Whenever I pause long enough to give clouds their due credit, I’m rewarded with a reminder of our niche on this Goldilocks planet. What luck we have, being sentient things from this lonely albeit peopling place, cozily tucked into the Milky Way’s Orion Spur suburbs. And how mercurial the ways we’ve enacted our existence, attempted to explain it, and sought to define it for the future. Humans have such a curious tale!
I like to believe that if some story-hungry cosmic observer happened upon us, it’d find the strangest and sweetest of Earth’s ongoing sagas in Hawaii. Because somehow–here, in the belly of our vastest ocean–the most isolated archipelago in the world is home to a most tragic kingdom.
An ancient race of seafarers, warriors, craftsmen and storytellers… Colonialization by the conquests of capitalism and Western religion… A Pacific melting pot built on the backs of big sugar plantation labor… A monarchy overthrown… A language nearly decimated… Hollywood homogenization… Omnipotent tourism…
Millennia in the making, this ill-starred tradition is now in the hands of the generations reared of and since Hawaii’s 1970s cultural renaissance. And for the first time since American rule, Hawaiians aren’t discouraged from discovering–and redefining–their roots.

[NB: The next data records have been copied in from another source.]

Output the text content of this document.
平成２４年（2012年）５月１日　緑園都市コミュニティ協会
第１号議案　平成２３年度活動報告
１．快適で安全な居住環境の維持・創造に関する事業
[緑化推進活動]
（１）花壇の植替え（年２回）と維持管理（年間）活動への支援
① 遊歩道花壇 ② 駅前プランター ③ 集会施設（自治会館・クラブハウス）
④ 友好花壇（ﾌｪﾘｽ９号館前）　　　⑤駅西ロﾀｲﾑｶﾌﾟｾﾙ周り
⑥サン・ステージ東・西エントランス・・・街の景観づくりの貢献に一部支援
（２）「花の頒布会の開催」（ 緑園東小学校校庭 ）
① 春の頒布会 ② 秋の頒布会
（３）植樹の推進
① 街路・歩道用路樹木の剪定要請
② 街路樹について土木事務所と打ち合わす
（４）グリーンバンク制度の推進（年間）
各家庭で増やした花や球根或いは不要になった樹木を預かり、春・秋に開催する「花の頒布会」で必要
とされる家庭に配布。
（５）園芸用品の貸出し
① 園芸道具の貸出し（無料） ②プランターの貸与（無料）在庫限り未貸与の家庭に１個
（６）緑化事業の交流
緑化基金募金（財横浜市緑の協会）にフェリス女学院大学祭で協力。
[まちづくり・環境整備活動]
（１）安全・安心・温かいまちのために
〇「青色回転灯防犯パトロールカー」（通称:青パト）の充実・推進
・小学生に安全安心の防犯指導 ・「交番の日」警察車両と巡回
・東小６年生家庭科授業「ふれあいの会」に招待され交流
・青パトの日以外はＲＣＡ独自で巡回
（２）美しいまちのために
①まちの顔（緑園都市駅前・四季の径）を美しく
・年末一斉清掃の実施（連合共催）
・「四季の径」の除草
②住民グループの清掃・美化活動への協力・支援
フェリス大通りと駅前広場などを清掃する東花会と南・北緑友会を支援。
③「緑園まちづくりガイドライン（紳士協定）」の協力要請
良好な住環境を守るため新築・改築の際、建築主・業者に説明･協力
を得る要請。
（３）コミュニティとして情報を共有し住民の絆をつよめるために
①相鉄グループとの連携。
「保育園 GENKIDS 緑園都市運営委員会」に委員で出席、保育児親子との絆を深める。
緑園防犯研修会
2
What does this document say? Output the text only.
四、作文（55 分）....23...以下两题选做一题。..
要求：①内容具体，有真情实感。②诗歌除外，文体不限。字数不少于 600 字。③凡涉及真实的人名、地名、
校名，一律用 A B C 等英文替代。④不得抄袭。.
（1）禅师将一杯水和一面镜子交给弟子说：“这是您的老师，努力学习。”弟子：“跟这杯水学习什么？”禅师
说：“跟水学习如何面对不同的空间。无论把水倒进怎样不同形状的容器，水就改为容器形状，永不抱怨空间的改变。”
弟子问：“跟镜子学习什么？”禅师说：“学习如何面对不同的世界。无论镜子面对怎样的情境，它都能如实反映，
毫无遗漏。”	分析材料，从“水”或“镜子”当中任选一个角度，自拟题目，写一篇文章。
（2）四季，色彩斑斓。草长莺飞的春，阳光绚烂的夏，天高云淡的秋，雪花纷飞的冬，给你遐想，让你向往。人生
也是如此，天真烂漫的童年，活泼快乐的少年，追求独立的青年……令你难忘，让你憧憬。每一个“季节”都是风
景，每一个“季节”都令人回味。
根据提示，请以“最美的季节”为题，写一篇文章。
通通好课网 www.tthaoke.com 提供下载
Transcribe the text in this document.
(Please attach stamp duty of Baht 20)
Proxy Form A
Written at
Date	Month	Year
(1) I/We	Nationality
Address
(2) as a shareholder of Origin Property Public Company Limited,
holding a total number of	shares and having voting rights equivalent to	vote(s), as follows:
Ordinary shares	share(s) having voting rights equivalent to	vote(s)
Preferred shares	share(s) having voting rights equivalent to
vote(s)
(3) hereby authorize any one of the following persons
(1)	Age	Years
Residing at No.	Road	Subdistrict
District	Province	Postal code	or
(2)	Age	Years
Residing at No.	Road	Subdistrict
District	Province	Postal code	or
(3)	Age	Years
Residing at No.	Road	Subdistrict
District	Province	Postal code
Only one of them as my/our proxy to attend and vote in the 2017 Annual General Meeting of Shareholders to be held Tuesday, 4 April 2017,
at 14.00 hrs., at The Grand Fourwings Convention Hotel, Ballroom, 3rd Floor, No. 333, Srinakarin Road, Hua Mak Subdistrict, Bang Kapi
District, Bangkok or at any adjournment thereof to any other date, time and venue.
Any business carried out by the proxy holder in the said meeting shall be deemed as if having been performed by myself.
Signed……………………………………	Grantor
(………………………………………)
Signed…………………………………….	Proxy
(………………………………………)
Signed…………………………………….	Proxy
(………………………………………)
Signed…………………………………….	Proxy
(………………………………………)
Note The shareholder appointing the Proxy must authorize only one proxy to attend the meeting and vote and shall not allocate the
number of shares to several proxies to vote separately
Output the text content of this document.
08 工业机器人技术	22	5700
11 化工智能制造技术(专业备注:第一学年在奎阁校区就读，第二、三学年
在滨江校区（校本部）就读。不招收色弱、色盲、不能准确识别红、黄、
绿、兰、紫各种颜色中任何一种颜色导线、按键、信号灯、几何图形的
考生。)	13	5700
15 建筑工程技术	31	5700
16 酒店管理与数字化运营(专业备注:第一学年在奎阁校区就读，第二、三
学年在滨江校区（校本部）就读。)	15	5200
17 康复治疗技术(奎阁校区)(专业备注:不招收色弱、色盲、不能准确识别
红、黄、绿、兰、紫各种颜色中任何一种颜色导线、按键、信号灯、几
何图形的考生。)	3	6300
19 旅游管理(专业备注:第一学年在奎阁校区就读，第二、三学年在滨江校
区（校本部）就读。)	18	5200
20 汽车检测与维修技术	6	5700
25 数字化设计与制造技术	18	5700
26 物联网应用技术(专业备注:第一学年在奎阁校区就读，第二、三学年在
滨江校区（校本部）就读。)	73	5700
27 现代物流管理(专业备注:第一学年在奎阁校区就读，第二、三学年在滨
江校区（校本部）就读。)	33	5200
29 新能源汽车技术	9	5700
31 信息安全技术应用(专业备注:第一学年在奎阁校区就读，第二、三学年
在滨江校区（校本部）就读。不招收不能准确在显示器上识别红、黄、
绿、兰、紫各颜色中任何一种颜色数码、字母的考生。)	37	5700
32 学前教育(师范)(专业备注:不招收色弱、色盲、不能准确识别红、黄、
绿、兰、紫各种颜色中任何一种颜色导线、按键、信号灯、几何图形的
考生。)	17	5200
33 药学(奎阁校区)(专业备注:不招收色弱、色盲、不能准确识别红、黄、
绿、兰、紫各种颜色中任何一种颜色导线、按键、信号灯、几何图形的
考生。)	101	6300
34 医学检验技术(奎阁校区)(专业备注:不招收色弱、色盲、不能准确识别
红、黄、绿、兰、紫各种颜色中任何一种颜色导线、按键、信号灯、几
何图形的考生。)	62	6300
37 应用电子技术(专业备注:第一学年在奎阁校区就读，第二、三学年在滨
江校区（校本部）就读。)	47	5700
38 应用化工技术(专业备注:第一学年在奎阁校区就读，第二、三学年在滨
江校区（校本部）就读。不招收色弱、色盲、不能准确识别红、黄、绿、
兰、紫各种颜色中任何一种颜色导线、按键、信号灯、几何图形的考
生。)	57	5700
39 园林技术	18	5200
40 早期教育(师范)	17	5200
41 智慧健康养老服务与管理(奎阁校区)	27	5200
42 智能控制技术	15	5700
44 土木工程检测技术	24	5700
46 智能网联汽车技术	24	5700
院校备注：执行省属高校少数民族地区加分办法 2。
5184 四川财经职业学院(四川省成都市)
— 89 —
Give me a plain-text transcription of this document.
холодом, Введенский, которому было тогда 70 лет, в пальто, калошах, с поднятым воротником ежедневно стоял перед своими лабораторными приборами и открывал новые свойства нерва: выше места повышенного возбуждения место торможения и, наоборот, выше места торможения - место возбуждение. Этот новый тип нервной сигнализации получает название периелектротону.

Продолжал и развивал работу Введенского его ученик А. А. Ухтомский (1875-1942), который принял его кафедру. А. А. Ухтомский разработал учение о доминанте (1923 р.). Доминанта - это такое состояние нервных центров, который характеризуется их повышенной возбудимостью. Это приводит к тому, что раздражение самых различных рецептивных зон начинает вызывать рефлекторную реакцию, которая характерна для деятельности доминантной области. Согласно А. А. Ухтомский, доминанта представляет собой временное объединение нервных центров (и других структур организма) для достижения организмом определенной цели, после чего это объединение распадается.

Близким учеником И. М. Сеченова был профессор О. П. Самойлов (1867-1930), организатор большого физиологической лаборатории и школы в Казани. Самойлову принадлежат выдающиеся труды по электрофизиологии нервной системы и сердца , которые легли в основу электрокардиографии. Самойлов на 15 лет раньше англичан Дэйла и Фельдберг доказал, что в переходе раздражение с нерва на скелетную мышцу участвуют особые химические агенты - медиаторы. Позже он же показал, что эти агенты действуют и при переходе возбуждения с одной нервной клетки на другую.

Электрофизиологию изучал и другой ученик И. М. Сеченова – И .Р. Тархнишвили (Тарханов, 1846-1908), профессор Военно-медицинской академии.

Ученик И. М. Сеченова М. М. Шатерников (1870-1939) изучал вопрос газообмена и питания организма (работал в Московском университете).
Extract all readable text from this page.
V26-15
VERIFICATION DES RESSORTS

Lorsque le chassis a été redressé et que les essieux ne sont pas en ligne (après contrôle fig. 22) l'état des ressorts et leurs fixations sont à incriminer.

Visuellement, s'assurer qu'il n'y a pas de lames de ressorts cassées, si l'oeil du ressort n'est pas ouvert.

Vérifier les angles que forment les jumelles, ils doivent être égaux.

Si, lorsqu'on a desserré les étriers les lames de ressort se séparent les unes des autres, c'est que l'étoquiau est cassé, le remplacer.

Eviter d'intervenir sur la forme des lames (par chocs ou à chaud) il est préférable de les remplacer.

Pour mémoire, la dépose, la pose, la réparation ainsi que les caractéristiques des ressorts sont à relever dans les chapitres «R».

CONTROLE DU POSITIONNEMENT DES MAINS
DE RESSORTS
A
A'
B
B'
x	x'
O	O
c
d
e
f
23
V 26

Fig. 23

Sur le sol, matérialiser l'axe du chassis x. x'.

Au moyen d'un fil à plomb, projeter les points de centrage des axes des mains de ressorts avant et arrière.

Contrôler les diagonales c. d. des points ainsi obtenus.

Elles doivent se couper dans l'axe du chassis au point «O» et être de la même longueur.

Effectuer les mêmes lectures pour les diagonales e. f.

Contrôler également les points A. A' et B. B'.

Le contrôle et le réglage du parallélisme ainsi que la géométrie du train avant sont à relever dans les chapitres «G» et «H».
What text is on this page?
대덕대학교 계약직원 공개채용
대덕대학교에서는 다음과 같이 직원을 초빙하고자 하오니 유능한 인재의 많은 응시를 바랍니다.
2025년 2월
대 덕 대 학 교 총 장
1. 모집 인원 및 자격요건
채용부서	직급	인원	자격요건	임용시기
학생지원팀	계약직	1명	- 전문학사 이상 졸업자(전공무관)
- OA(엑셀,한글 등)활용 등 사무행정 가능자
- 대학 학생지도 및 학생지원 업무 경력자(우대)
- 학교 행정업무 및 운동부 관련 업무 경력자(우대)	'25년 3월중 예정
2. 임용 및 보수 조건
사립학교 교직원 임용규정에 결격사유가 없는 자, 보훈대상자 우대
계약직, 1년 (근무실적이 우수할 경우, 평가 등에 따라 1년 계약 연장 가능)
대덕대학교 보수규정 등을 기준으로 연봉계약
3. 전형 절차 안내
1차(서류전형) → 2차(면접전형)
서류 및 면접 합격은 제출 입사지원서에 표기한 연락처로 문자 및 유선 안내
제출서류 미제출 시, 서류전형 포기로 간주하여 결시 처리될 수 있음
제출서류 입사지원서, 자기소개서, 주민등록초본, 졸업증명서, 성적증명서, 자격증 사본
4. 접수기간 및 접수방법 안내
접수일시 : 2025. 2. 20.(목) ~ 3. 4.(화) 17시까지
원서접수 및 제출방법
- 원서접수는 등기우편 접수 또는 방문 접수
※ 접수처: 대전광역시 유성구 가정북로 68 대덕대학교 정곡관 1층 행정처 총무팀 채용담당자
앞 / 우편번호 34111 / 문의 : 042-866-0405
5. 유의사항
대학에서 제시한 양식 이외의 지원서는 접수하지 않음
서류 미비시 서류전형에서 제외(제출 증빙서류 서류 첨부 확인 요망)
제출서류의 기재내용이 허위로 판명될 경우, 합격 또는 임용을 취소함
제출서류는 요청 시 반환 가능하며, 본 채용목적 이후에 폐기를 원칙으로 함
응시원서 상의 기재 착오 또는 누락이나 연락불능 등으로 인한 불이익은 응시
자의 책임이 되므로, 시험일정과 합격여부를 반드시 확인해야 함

Ironically, what’s made Hawaii a pop obsession has had more to do with its climate than its culture. So, outside of academics and practitioners’ study, Hawaiian history is mostly misunderstood.
But whether inculcated or ignorant of it, ‘Ulalena is the sole perennial portal that allows–through performing arts–a peek into Hawaii’s beautifully torn past. It is a story of a rain found only on Maui; and in that I can’t help but rejoice.